It’s been quite a while since my Philadelphia 76ers have been relevant in the sports world. In the 12 years since Allen Iverson defiantly stepped over Tyron Lue and the mighty Lakers in Game 1 of the 2001 NBA finals, the Sixers got really bad, Iverson started “talking about practice,” and the Fresh Prince bought the team. Baseball’s Oakland A’s enlisted the kid from “Superbad” to use analytics to win games, and in an interesting change of direction, the Sixers followed suit by hiring Stanford MBA (and analytics guru) Sam Hinkie as G.M.
Since the Hinkie hiring, I’ve found myself reading more and more about the analytics movement in basketball, and everything I see keeps circling back to the same three themes: contextual data, strategy, and execution. Not surprisingly, these three themes surface in nearly every conversation I have with online organizations implementing a personalization and testing program.
Contextual data in the NBA means going beyond the stat sheet to find true indicators of value. For example, rather than simple points per game (which would likely overvalue players like Iverson, who shoot more often), we might look at “weighted +/-,” which ranks a player’s net output, accounting for his teammates’ performance, versus the league average player.
In an online world, contextual data means going beyond the performance of a simple A/B test (i.e., “did it win?”) to find more subtle metrics indicative of success. Specifically, today’s successful marketers are drilling down into their test results to evaluate the performance of discrete audience segments (i.e., “for whom did it win?”).
Running an A/B test simply to see if it “wins” for a majority of the audience is akin to an NBA coach determining that running the pick and roll results in success more often than not, and then running it on every play thereafter. Best-in-class organizations (á lá Amazon) are seeking to understand how different audiences actually behave in different situations, and then developing ways to validate and expand upon those learnings.
Which brings us to strategy. In the NBA, contextual data generally drives strategy in the long term (“how I build my team”). Analytically driven teams will ignore common conventions of player evaluation in favor of acquiring the “right” players over time that fit their given system.
Online, contextual data can play an incredibly powerful role in shaping brand and ecommerce strategy. A great example I heard recently was a CMO whose goal was to drive increased sales from repeat visitors, because he did not have to pay to acquire them via an inbound channel. Knowledge of what his repeat visitors have browsed, purchased, carted, or viewed but not purchased (contextual data) gives him a huge advantage in accomplishing that goal. Each of these segments is obviously quite different and must be treated as such (more on this later).

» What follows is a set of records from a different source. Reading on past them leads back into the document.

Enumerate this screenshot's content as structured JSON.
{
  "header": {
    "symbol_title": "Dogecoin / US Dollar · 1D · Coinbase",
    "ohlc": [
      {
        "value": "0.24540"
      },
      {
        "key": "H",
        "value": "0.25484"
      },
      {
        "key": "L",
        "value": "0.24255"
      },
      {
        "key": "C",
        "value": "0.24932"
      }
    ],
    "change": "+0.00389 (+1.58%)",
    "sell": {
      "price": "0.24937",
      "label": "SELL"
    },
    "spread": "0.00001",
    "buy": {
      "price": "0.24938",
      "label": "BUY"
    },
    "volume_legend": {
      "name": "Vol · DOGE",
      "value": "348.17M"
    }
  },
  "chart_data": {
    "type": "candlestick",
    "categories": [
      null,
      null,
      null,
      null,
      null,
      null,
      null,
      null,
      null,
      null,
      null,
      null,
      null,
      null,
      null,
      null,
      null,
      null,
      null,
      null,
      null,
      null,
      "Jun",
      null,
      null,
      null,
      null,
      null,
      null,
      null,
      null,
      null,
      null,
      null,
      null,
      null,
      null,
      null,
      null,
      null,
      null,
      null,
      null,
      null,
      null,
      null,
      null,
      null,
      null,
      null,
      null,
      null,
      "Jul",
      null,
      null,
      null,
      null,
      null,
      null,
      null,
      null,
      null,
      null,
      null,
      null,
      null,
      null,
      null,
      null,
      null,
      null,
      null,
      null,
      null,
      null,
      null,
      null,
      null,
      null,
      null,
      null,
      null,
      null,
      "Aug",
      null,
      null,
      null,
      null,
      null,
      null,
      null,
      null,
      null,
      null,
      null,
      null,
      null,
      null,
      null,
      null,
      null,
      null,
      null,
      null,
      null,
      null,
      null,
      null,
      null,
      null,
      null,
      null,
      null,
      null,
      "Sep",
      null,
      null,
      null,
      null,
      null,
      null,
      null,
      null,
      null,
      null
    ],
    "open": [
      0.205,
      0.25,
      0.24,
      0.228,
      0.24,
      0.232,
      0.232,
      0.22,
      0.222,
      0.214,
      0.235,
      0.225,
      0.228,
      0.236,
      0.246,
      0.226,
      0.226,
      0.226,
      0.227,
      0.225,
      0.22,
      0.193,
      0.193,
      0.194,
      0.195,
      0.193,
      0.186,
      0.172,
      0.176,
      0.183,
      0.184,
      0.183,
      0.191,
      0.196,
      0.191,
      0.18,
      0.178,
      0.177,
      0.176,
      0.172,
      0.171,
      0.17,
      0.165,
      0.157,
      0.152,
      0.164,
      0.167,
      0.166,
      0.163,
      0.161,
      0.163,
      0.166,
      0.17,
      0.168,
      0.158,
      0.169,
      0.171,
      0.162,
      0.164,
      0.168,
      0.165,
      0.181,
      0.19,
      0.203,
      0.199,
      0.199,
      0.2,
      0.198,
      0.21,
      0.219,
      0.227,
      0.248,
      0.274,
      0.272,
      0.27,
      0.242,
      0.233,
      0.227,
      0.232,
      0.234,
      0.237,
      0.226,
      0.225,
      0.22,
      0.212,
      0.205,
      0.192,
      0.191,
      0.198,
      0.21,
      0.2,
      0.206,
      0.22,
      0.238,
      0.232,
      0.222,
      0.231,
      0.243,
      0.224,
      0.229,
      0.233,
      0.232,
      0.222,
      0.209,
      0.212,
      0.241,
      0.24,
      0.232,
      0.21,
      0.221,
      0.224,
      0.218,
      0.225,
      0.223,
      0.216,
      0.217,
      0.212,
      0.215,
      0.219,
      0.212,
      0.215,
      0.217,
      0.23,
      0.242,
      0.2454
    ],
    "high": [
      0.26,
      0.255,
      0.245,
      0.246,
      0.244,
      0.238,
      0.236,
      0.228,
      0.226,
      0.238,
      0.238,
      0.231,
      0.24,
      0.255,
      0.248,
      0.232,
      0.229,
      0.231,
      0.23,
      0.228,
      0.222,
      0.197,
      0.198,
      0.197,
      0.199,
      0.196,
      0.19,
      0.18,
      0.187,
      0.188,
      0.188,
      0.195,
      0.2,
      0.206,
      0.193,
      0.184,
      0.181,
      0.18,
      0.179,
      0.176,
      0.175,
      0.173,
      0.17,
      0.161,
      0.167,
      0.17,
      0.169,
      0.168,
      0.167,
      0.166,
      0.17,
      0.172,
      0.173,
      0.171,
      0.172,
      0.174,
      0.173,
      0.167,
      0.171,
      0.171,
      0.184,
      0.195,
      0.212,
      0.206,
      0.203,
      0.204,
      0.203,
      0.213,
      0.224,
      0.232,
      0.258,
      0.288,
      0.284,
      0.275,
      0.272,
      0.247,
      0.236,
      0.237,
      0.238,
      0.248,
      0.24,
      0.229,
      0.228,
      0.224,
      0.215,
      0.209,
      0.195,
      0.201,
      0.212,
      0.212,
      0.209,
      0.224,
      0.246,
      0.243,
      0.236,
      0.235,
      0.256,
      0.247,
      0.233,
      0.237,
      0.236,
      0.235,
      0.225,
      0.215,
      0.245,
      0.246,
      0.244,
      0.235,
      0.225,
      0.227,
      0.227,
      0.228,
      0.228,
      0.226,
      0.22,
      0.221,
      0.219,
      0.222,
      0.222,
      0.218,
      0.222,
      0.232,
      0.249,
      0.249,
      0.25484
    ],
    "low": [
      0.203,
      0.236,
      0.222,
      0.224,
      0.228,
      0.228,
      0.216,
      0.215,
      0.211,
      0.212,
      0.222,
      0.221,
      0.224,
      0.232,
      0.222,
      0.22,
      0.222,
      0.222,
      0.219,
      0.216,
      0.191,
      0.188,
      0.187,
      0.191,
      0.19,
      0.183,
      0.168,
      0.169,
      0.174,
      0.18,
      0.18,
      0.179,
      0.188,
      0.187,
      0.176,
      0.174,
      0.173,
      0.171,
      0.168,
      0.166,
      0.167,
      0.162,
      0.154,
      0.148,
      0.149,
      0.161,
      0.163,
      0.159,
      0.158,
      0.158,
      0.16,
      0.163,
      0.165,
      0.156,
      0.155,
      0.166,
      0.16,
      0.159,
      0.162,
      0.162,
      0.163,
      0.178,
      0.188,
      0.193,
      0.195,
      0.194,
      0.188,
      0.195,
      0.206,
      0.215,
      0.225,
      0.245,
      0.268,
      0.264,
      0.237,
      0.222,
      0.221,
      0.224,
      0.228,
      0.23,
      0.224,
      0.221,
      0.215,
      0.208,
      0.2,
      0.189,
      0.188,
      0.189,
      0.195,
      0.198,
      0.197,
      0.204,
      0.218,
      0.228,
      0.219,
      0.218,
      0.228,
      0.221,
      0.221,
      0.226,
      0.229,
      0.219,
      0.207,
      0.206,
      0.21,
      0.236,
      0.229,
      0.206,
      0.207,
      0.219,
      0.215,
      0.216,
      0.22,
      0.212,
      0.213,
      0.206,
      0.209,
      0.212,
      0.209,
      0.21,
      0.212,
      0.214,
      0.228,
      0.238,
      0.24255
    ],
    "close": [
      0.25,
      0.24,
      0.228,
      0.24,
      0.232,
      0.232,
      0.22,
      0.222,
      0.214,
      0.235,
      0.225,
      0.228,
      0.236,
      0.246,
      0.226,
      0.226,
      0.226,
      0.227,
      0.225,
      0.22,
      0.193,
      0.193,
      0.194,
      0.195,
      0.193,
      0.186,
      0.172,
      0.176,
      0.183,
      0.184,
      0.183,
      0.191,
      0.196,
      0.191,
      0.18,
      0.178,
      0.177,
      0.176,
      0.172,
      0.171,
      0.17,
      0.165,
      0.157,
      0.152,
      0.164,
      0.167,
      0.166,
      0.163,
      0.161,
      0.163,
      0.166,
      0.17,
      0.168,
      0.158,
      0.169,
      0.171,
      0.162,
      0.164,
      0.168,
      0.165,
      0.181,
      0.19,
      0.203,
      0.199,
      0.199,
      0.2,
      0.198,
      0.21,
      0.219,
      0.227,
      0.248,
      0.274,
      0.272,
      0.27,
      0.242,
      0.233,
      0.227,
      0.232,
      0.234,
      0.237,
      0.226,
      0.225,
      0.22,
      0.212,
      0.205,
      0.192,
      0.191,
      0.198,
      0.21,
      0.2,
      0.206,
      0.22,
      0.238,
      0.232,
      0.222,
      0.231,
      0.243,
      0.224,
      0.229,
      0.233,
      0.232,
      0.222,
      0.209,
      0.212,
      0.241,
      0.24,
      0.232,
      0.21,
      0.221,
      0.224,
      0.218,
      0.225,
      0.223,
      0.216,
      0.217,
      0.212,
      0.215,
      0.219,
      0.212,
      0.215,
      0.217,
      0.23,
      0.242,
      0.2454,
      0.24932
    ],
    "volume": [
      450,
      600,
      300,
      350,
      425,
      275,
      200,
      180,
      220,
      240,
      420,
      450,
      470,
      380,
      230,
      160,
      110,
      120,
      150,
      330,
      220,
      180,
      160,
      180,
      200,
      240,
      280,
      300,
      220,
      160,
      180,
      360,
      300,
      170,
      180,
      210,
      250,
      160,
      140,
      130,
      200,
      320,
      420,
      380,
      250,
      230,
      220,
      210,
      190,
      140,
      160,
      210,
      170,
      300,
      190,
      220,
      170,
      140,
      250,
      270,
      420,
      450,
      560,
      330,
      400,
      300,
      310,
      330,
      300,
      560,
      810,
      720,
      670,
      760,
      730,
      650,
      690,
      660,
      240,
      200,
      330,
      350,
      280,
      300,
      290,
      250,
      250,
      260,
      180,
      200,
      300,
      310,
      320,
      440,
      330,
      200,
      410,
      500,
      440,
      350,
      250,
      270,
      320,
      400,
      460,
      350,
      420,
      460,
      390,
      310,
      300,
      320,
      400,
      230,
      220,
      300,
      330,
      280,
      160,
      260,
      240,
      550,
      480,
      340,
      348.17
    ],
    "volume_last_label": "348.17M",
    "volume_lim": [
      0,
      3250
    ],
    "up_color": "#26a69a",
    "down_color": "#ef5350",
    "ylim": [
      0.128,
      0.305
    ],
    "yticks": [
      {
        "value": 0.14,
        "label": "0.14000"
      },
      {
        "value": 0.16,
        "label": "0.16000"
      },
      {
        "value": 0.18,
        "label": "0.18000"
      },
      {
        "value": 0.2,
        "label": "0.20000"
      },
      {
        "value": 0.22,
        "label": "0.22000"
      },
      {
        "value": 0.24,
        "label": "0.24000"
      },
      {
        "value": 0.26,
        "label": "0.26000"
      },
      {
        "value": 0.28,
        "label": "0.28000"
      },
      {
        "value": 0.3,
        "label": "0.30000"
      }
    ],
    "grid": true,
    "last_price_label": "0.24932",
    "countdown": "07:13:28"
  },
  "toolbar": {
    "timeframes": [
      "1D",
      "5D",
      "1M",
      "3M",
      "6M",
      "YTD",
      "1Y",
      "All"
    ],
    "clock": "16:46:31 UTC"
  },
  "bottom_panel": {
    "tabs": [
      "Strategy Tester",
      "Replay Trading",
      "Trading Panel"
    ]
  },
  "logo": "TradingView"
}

The application of contextual data to long-term strategy is rather intuitive, because of the presence of a time runway. However, a strategy is only as good as its execution on a day-by-day (or minute-by-minute basis), which can be challenging in highly dynamic (and competitive) environments.
To quote Boston Celtics Assistant G.M. Mike Zarren, “A coach might have 20 things he thinks will help win games. They might be able to work on six of those in practice, the players might actually remember four, and then you execute one in a game.” If Zarren’s critique is correct, then how many wins are foregone because teams cannot more readily execute on contextual data?
I ask marketers the same question all the time: How much are you missing out on if you are not able to execute on-site changes needed to serve your higher level strategy? Using the prior example of my CMO friend and his strategy of selling more to repeat visitors, the contextual data about his visitors is somewhat useless if he can not create concurrent, personalized on-site experiences aimed at serving each of them. A great strategy fizzles out because of an inability to execute.
Why does this all matter? In the NBA, there is a quantifiable goal: winning as many games as possible. In the same way, marketers need to look at every visitor to their site as a “game” and attempt to “win” as many as possible. My suggestions:
• Contextual data—Simple A/B tests (win/lose, test vs. control for all visitors) are not enough. Focus on different segments, and how they behave, across the lifetime of their buying cycle.
• Strategy—Where is your business, where does it need to go, and what tools will actually provide the return on your investment to get you there?
• Execution—You have to be able to change the website, quickly, to accommodate as many segments as possible to win them. If you are not, your competitors are… and you are losing.